Escapism is excessive play, Internet use, or any other avoidance activity that keeps us from doing what we know we need to do. Although a little escapism is an occasional necessity when life gets rough (humor websites are helpful for these times), but too much and the cure becomes the disease. When doing major projects, a useful form of escapism might be doing some essential but mindless task, such as filing or organizing a drawer, creating an opportunity for mental downtime while still getting something useful accomplished.
         Choose your escapism well and dose it out just like any other medicine.

Anger and revenge fantasies
Angry stewing is perhaps the most energy-draining of all mental/emotional habits. Anger is a slow poison that harms the angry person more than the person it is directed towards. Anger doesn't just waste your time and energy – it undermines physical and mental health as well.
         To stop anger from dominating your mind, reflect on any errors you may have made that contributed to the situation that triggered your anger. Imagine yourself acting the way you wish you had if such a situation arose again. Recognize that the other person's flaws most likely do not mean that s/he is without redeeming virtues, and list those virtues in your mind. Accepting that all of us are far from perfect and that others must put up with a lot to tolerate us helps also. A book called 30-minute therapy for ANGER, everything you need to know in the least amount of time by Ronald T. Potter-Efron and Patricia S. Potter-Efron may help de-throne the anger demon.

Beyond the particular approaches for these time wasters, there are some common solutions that apply to all these mental habits:

1) Identify the central issue that leads to your time waster. The real issue is often not what it appears to be. Sometimes we project our difficulties onto other people, blaming them for situations for which we are responsible. Sometimes we focus blame on events in the past rather than on what we can do now to improve our lives and carry out our dreams. What matters is: what is the core issue that you have the power to act on now?

2) Identify the elements of your issue over which you do or could have power and those which you do not.

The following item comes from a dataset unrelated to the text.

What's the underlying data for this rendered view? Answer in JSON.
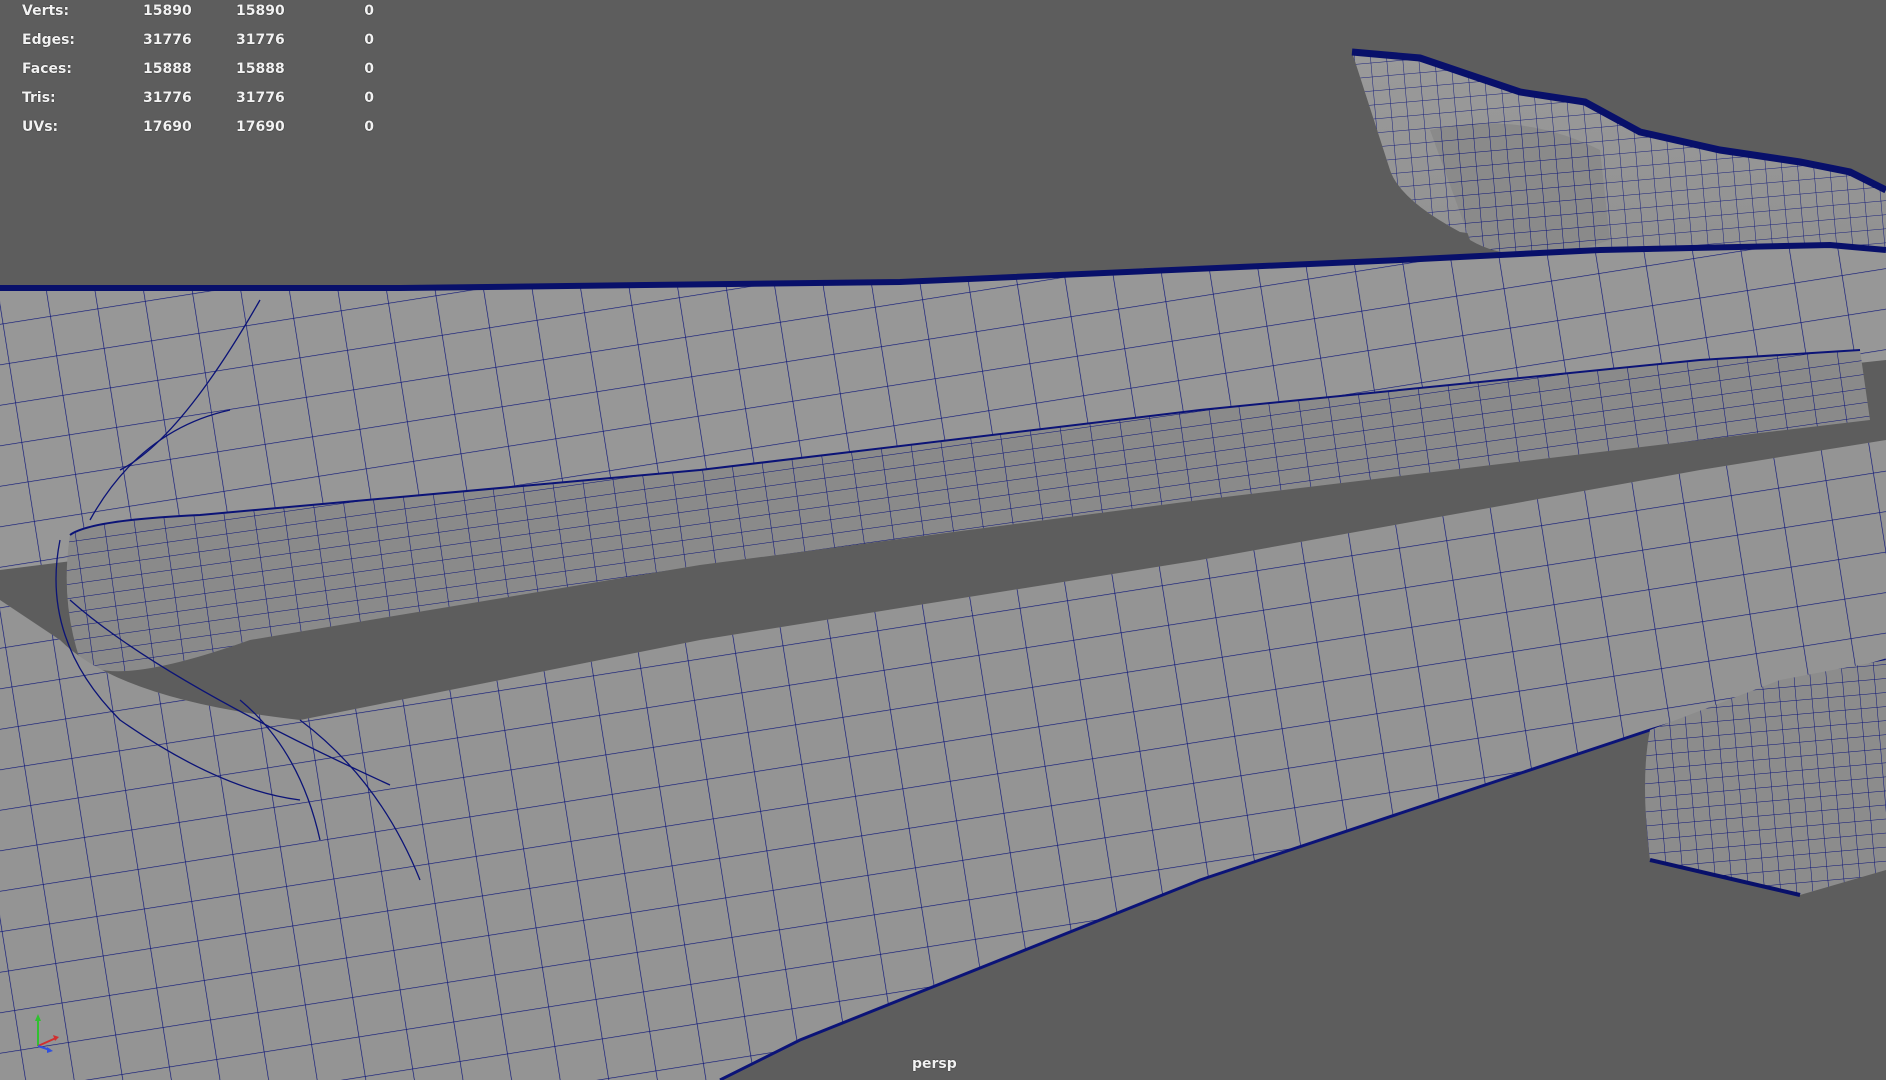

Usually, we have far more power than we realize.

3) Identify your most desired outcome. Is it new behavior, different relationships or interactions, a concrete goal or social change? If the goal is something that is within your power, can you marshal the internal resources to make it happen? If it is not directly in your power, can you do groundwork to influence the outcome?

4) Identify the steps and procedures needed to achieve the outcome you desire.

5) Let your desired outcome take over your mind, focusing your efforts to the greatest degree possible on what you could do at any given moment to make it happen. The time wasters will be crowded out by your focus on constructive, positive activity.

Our time is too short, precious, and important to spend on activities that do not matter, get us upset, or waste our time. Focus on your best interests (whatever most serves physical, mental, emotional, relational and financial health) and you will become happier and better able to manage your own mind and time.